North Korea Cuts Off Hotline Due to South's Joint Military Exercise with US Forces
North Korea responded to U.S. sanctions on its nuclear program and a joint exercise between South Korea and the U.S. by shutting off an important communication hotline.
The North and South have representatives that talk two times a day on the Red Cross hotline. A spokesperson for the government of South Korea said on Monday "We called at 9 a.m. and there was no response."
The hotline was created for daily communication between the two countries that share the Korean peninsula. It was installed in 1971 at the border village of Pammunjom so the North could keep in contact with United Nation forces.
This is not the first time that the hotline has been shut off by the North. It was severed five times in the past with the most recent incident occurring in 2010, according to The Telegraph.
The North warned about cutting off the hotline if the South did not abandon the military exercise plans it sees as provocation for a potential invasion. South Korea kicked off the two-week exercise with U.S. forces that will include a variety of large-scale military drills, according to Military.com.

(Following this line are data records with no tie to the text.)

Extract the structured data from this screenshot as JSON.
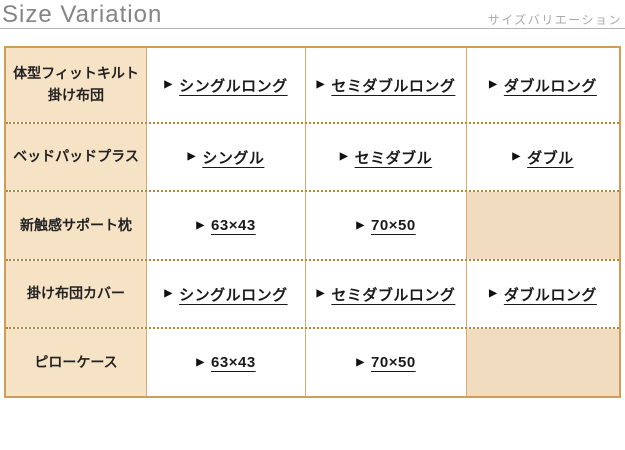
{
  "header": {
    "title": "Size Variation",
    "subtitle": "サイズバリエーション"
  },
  "icons": {
    "link_arrow": "▶"
  },
  "table": {
    "rows": [
      {
        "product": "体型フィットキルト\n掛け布団",
        "sizes": [
          "シングルロング",
          "セミダブルロング",
          "ダブルロング"
        ]
      },
      {
        "product": "ベッドパッドプラス",
        "sizes": [
          "シングル",
          "セミダブル",
          "ダブル"
        ]
      },
      {
        "product": "新触感サポート枕",
        "sizes": [
          "63×43",
          "70×50",
          null
        ]
      },
      {
        "product": "掛け布団カバー",
        "sizes": [
          "シングルロング",
          "セミダブルロング",
          "ダブルロング"
        ]
      },
      {
        "product": "ピローケース",
        "sizes": [
          "63×43",
          "70×50",
          null
        ]
      }
    ]
  },
  "colors": {
    "outer_border": "#cf9d58",
    "inner_vertical_border": "#dcaa6e",
    "dotted_row_separator": "#c5802e",
    "product_cell_bg": "#f6e3c6",
    "empty_cell_bg": "#f2dcc0",
    "title_text": "#848484",
    "subtitle_text": "#a9a9a9",
    "link_text": "#1a1a1a"
  }
}
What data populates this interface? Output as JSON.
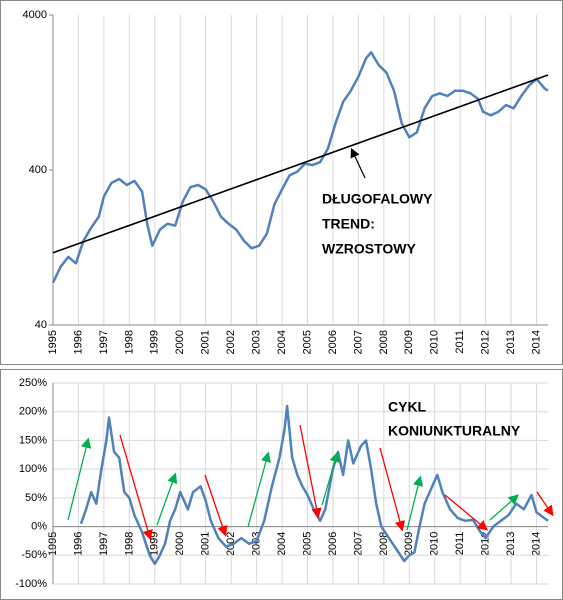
{
  "chart_data": [
    {
      "type": "line",
      "log_scale": true,
      "xgrid": true,
      "ygrid": false,
      "annotation_lines": [
        "DŁUGOFALOWY",
        "TREND:",
        "WZROSTOWY"
      ],
      "xlim": [
        1995,
        2014.45
      ],
      "xticks": [
        1995,
        1996,
        1997,
        1998,
        1999,
        2000,
        2001,
        2002,
        2003,
        2004,
        2005,
        2006,
        2007,
        2008,
        2009,
        2010,
        2011,
        2012,
        2013,
        2014
      ],
      "ylim": [
        40,
        4000
      ],
      "yticks": [
        40,
        400,
        4000
      ],
      "series": [
        {
          "color": "#4f81bd",
          "x": [
            1995.0,
            1995.3,
            1995.6,
            1995.9,
            1996.2,
            1996.5,
            1996.8,
            1997.0,
            1997.3,
            1997.6,
            1997.9,
            1998.2,
            1998.5,
            1998.7,
            1998.9,
            1999.2,
            1999.5,
            1999.8,
            2000.1,
            2000.4,
            2000.7,
            2001.0,
            2001.3,
            2001.6,
            2001.9,
            2002.2,
            2002.5,
            2002.8,
            2003.1,
            2003.4,
            2003.7,
            2004.0,
            2004.3,
            2004.6,
            2004.9,
            2005.2,
            2005.5,
            2005.8,
            2006.1,
            2006.4,
            2006.7,
            2007.0,
            2007.3,
            2007.5,
            2007.8,
            2008.1,
            2008.4,
            2008.7,
            2009.0,
            2009.3,
            2009.6,
            2009.9,
            2010.2,
            2010.5,
            2010.8,
            2011.1,
            2011.4,
            2011.7,
            2011.9,
            2012.2,
            2012.5,
            2012.8,
            2013.1,
            2013.4,
            2013.7,
            2014.0,
            2014.3,
            2014.45
          ],
          "values": [
            75,
            95,
            110,
            100,
            140,
            170,
            200,
            270,
            330,
            350,
            320,
            340,
            290,
            180,
            130,
            165,
            180,
            175,
            250,
            310,
            320,
            300,
            250,
            200,
            180,
            165,
            140,
            125,
            130,
            155,
            240,
            300,
            370,
            390,
            440,
            430,
            450,
            550,
            800,
            1100,
            1300,
            1600,
            2100,
            2300,
            1900,
            1700,
            1300,
            800,
            650,
            700,
            1000,
            1200,
            1250,
            1200,
            1300,
            1300,
            1250,
            1150,
            950,
            900,
            950,
            1050,
            1000,
            1200,
            1400,
            1550,
            1350,
            1300
          ]
        },
        {
          "color": "#000000",
          "x": [
            1995,
            2014.45
          ],
          "values": [
            117,
            1640
          ]
        }
      ]
    },
    {
      "type": "line",
      "log_scale": false,
      "xgrid": true,
      "ygrid": true,
      "annotation_lines": [
        "CYKL",
        "KONIUNKTURALNY"
      ],
      "xlim": [
        1995,
        2014.45
      ],
      "xticks": [
        1995,
        1996,
        1997,
        1998,
        1999,
        2000,
        2001,
        2002,
        2003,
        2004,
        2005,
        2006,
        2007,
        2008,
        2009,
        2010,
        2011,
        2012,
        2013,
        2014
      ],
      "ylim": [
        -100,
        250
      ],
      "yticks": [
        {
          "value": -100,
          "label": "-100%"
        },
        {
          "value": -50,
          "label": "-50%"
        },
        {
          "value": 0,
          "label": "0%"
        },
        {
          "value": 50,
          "label": "50%"
        },
        {
          "value": 100,
          "label": "100%"
        },
        {
          "value": 150,
          "label": "150%"
        },
        {
          "value": 200,
          "label": "200%"
        },
        {
          "value": 250,
          "label": "250%"
        }
      ],
      "series": [
        {
          "color": "#4f81bd",
          "x": [
            1996.1,
            1996.3,
            1996.5,
            1996.7,
            1996.9,
            1997.1,
            1997.2,
            1997.4,
            1997.6,
            1997.8,
            1998.0,
            1998.2,
            1998.5,
            1998.8,
            1999.0,
            1999.2,
            1999.4,
            1999.6,
            1999.8,
            2000.0,
            2000.3,
            2000.5,
            2000.8,
            2001.0,
            2001.2,
            2001.5,
            2001.8,
            2002.1,
            2002.4,
            2002.7,
            2003.0,
            2003.3,
            2003.6,
            2003.9,
            2004.1,
            2004.2,
            2004.4,
            2004.6,
            2004.8,
            2005.0,
            2005.3,
            2005.5,
            2005.7,
            2006.0,
            2006.2,
            2006.4,
            2006.6,
            2006.8,
            2007.1,
            2007.3,
            2007.5,
            2007.7,
            2007.9,
            2008.2,
            2008.5,
            2008.8,
            2009.0,
            2009.2,
            2009.4,
            2009.6,
            2009.8,
            2010.1,
            2010.3,
            2010.6,
            2010.9,
            2011.2,
            2011.5,
            2011.8,
            2012.0,
            2012.3,
            2012.6,
            2012.9,
            2013.2,
            2013.5,
            2013.8,
            2014.0,
            2014.3,
            2014.45
          ],
          "values": [
            5,
            30,
            60,
            40,
            100,
            150,
            190,
            130,
            120,
            60,
            50,
            20,
            -10,
            -50,
            -65,
            -50,
            -30,
            10,
            30,
            60,
            30,
            60,
            70,
            45,
            10,
            -20,
            -35,
            -30,
            -20,
            -30,
            -25,
            10,
            70,
            120,
            170,
            210,
            120,
            90,
            70,
            55,
            25,
            10,
            30,
            100,
            130,
            90,
            150,
            110,
            140,
            150,
            100,
            40,
            0,
            -20,
            -40,
            -60,
            -50,
            -45,
            0,
            40,
            60,
            90,
            60,
            30,
            15,
            10,
            12,
            -10,
            -20,
            0,
            10,
            20,
            40,
            30,
            55,
            25,
            15,
            10
          ]
        }
      ]
    }
  ]
}
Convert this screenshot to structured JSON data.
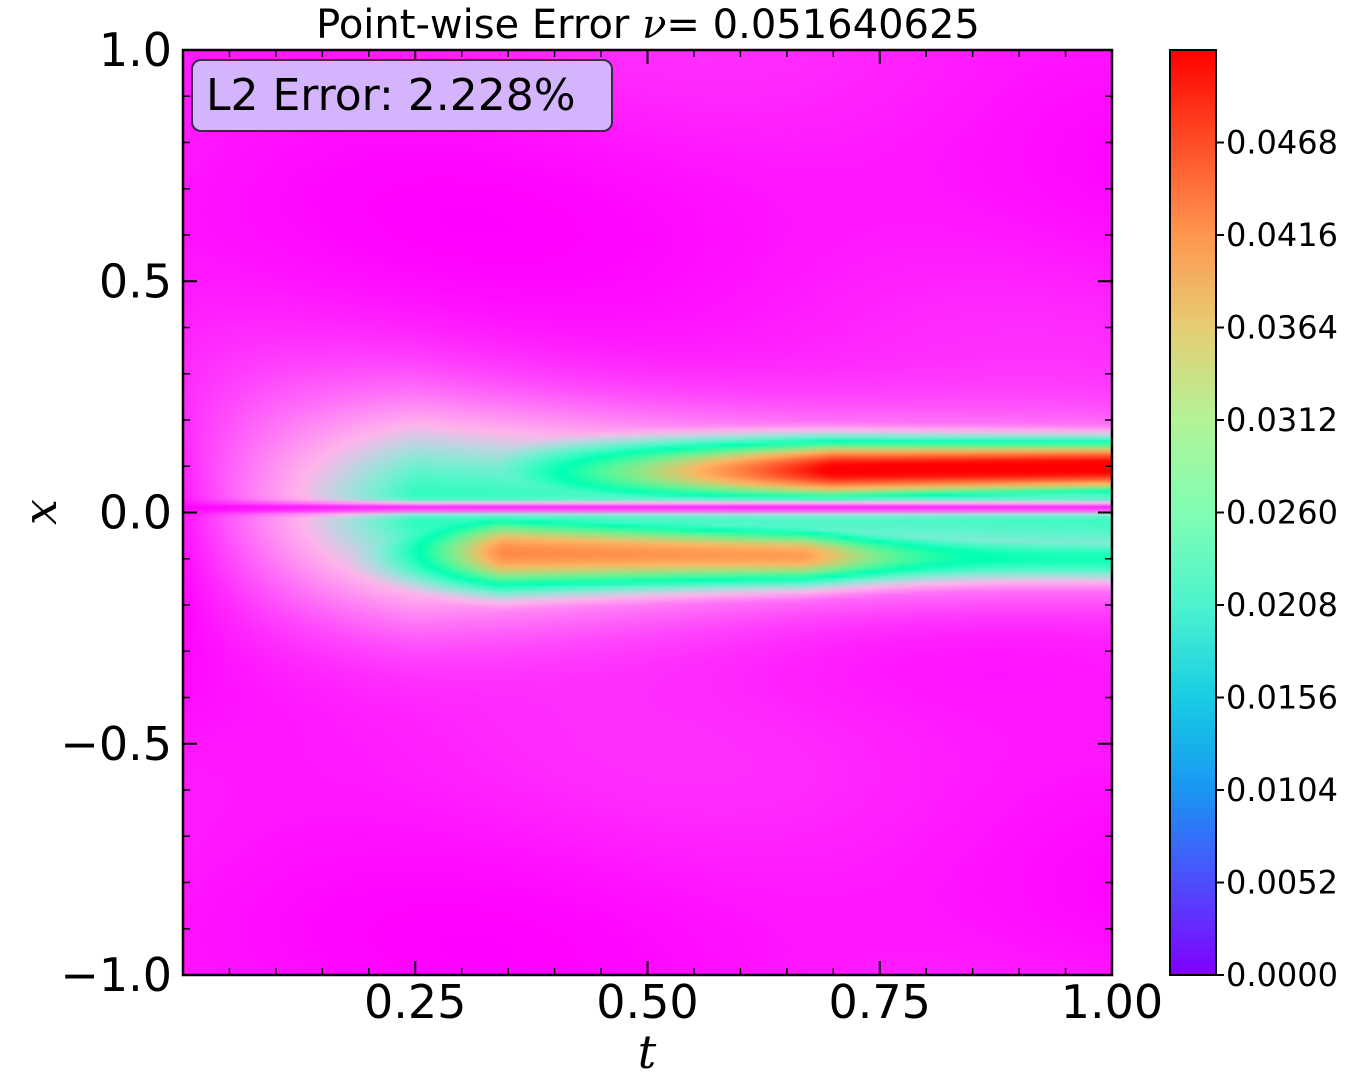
{
  "chart_data": {
    "type": "heatmap",
    "title": "Point-wise Error",
    "title_variable": "ν",
    "title_value": "= 0.051640625",
    "annotation": "L2 Error: 2.228%",
    "xlabel": "t",
    "ylabel": "x",
    "xlim": [
      0.0,
      1.0
    ],
    "ylim": [
      -1.0,
      1.0
    ],
    "x_ticks": [
      0.25,
      0.5,
      0.75,
      1.0
    ],
    "x_tick_labels": [
      "0.25",
      "0.50",
      "0.75",
      "1.00"
    ],
    "y_ticks": [
      -1.0,
      -0.5,
      0.0,
      0.5,
      1.0
    ],
    "y_tick_labels": [
      "−1.0",
      "−0.5",
      "0.0",
      "0.5",
      "1.0"
    ],
    "colormap": "rainbow",
    "colorbar_range": [
      0.0,
      0.052
    ],
    "colorbar_ticks": [
      0.0,
      0.0052,
      0.0104,
      0.0156,
      0.0208,
      0.026,
      0.0312,
      0.0364,
      0.0416,
      0.0468
    ],
    "colorbar_tick_labels": [
      "0.0000",
      "0.0052",
      "0.0104",
      "0.0156",
      "0.0208",
      "0.0260",
      "0.0312",
      "0.0364",
      "0.0416",
      "0.0468"
    ],
    "error_features": [
      {
        "region": "upper band",
        "t_range": [
          0.45,
          1.0
        ],
        "x_center": 0.09,
        "peak_error": 0.052
      },
      {
        "region": "lower band",
        "t_range": [
          0.35,
          0.6
        ],
        "x_center": -0.09,
        "peak_error": 0.041
      },
      {
        "region": "background",
        "peak_error": 0.003
      }
    ]
  },
  "colors": {
    "badge_fill": "#d4b4fc",
    "badge_stroke": "#3a2a4a",
    "frame": "#000000"
  }
}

Leaders at the capital of Pyongyang were warned in February by the U.N. that additional sanctions would be created after the country conducted its third nuclear test.
A message from North Korean state media, reported by Russia Today, stated that the country planned to scrap the 1953 armistice ending the Korean War.
"Our front-line military groups, the army, the navy and the air force, the anti-aircraft units and the strategic rocket units, who have entered the final all-out war stage, are awaiting the final order to strike," the statement read, regarding the North's plan to void the current peace pacts signed with the South.